I could successfully switch between TEXT and GUI mode with the above solution before installing CUDA8.0.
But after I installed CUDA8.0, then I couldn’t switch back to GUI mode, the system stuck during boot, is it the reason I’ve installed the driver? Should I uninstall the driver?

I even couldn’t boot into the grub bootloader. I don’t know why, it seems I need reinstall the system the 6th time.

Yes, in spite of your initial questions, the issue here has nothing to do with how you stop the GDM.

The issue is that a plain CUDA 8 install does not work correctly on some Optimus laptops. You have an Optimus laptop that shipped from the factory (I think) with Windows. That was the supported environment for it, and when you installed Linux, you took on the challenge of getting the Optimus config to work correctly in an Linux environment. As you’re discovering it is non trivial.

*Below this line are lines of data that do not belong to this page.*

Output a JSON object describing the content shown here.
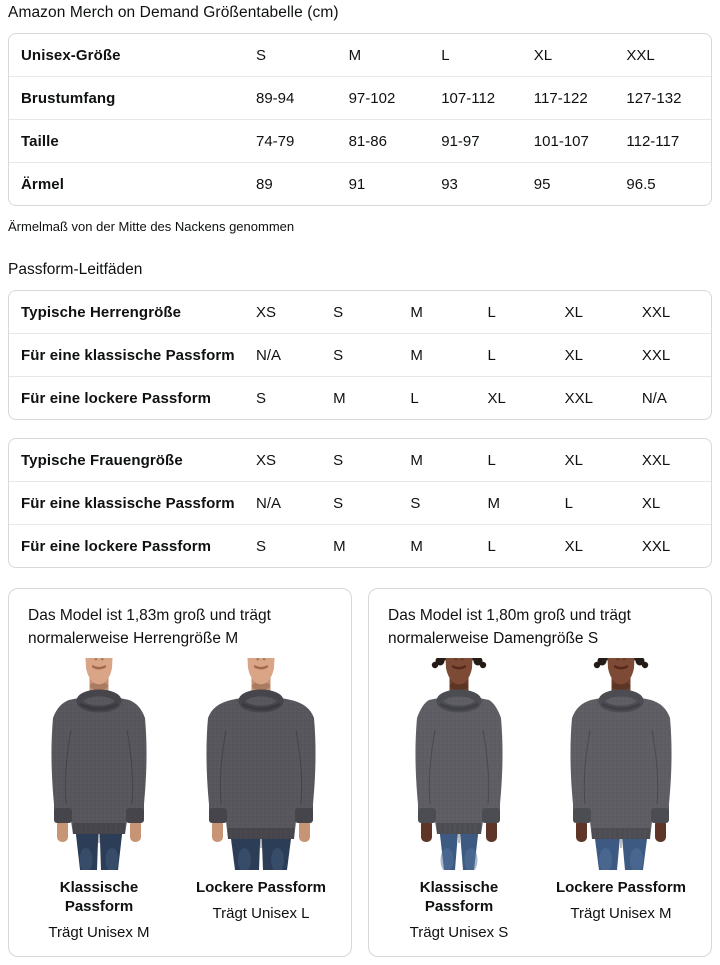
{
  "page_title": "Amazon Merch on Demand Größentabelle (cm)",
  "unisex_table": {
    "rows": [
      {
        "label": "Unisex-Größe",
        "values": [
          "S",
          "M",
          "L",
          "XL",
          "XXL"
        ]
      },
      {
        "label": "Brustumfang",
        "values": [
          "89-94",
          "97-102",
          "107-112",
          "117-122",
          "127-132"
        ]
      },
      {
        "label": "Taille",
        "values": [
          "74-79",
          "81-86",
          "91-97",
          "101-107",
          "112-117"
        ]
      },
      {
        "label": "Ärmel",
        "values": [
          "89",
          "91",
          "93",
          "95",
          "96.5"
        ]
      }
    ],
    "footnote": "Ärmelmaß von der Mitte des Nackens genommen"
  },
  "fit_guides": {
    "heading": "Passform-Leitfäden",
    "tables": [
      {
        "id": "men",
        "rows": [
          {
            "label": "Typische Herrengröße",
            "values": [
              "XS",
              "S",
              "M",
              "L",
              "XL",
              "XXL"
            ]
          },
          {
            "label": "Für eine klassische Passform",
            "values": [
              "N/A",
              "S",
              "M",
              "L",
              "XL",
              "XXL"
            ]
          },
          {
            "label": "Für eine lockere Passform",
            "values": [
              "S",
              "M",
              "L",
              "XL",
              "XXL",
              "N/A"
            ]
          }
        ]
      },
      {
        "id": "women",
        "rows": [
          {
            "label": "Typische Frauengröße",
            "values": [
              "XS",
              "S",
              "M",
              "L",
              "XL",
              "XXL"
            ]
          },
          {
            "label": "Für eine klassische Passform",
            "values": [
              "N/A",
              "S",
              "S",
              "M",
              "L",
              "XL"
            ]
          },
          {
            "label": "Für eine lockere Passform",
            "values": [
              "S",
              "M",
              "M",
              "L",
              "XL",
              "XXL"
            ]
          }
        ]
      }
    ]
  },
  "model_cards": [
    {
      "model": "male",
      "description": "Das Model ist 1,83m groß und trägt normalerweise Herrengröße M",
      "photos": [
        {
          "fit": "classic",
          "fit_label": "Klassische Passform",
          "size_label": "Trägt Unisex M"
        },
        {
          "fit": "loose",
          "fit_label": "Lockere Passform",
          "size_label": "Trägt Unisex L"
        }
      ]
    },
    {
      "model": "female",
      "description": "Das Model ist 1,80m groß und trägt normalerweise Damengröße S",
      "photos": [
        {
          "fit": "classic",
          "fit_label": "Klassische Passform",
          "size_label": "Trägt Unisex S"
        },
        {
          "fit": "loose",
          "fit_label": "Lockere Passform",
          "size_label": "Trägt Unisex M"
        }
      ]
    }
  ],
  "colors": {
    "text": "#0f1111",
    "table_border": "#d5d9d9",
    "row_divider": "#e7e7e7",
    "sweatshirt_gray_men": "#56565c",
    "sweatshirt_gray_women": "#5d5d63",
    "jeans_blue_men": "#2c3e57",
    "jeans_blue_women": "#3d5a82",
    "skin_light": "#d9a586",
    "skin_dark": "#7d4a35"
  }
}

You indicated that you had CUDA 7.5 working correctly. Whatever method you used to do that, should work on CUDA 8. The method should not change. But the install guide does not contain the necessary info to make the install work correctly on every possible Optimus laptop out there.

One method I have used successfully on some optimus laptops is to install the GPU driver (or CUDA) with the --no-opengl-libs install switch (or --no-opengl-files). This assumes that you have a linux install that is working correctly with the base (intel) graphics. That will leave your intel display driver stack intact. The corruption of that stack by the nvidia driver install is the proximal reason for your GUI going haywire.

However this only works on some laptops that will power the NVIDIA GPU even if it is not “in use”. In some cases this may be controllable via the laptop BIOS. It also has various implications: your NVIDIA GPU can never be used for laptop graphics, and any display ports (e.g. perhaps DVI, etc, it depends on the laptop design) that are hardwired to the NVIDIA GPU cannot be used for display.

The more involved methodologies involve using something like bumblebee or Prime to make the Optimus graphics scenario on linux function approximately similar to the way it works on windows.

Good luck!

One thing still couldn’t be explained: Why the CUDA7.x works well?

I’ll try with package installation, instead of the *.run file, and I’ll also change the Ubuntu from 16.10 to 16.04.

If you did a package install instead of runfile, that may have been the difference. I think a package install is worth a try. I don’t know exactly what packages it will pull in in your case, and it may be that it pulls in the right stuff to avoid GUI corruption. Otherwise I can’t explain it. But as I said already, if you can identify exactly what method you used to make CUDA 7.5 work, the same method should work with CUDA 8.

txbob, Thanks for you great help. After I switch to *.deb package installation, I could install CUDA8.0 and use it on my ASUS laptop now. But I’m still not sure which difference causes this problem, the different installation packages or the Ubuntu16.10/16.04, anyway, it works now.

I’m installing Tensflow now, but found its latest version only reqeust CUDA8.0, and CUDNN 5.x, I’ve installed both latest versions, so I need downgrade cudnn from 6.0 to 5.1 ,and try again. The good thing is I needn’t re-install whole system this time.
I need buy a top-level desktop to do my work, or the environment setup works waste too much time.

Finally, the tensorflow works again!!! I could continue my work after 2 days’ pause.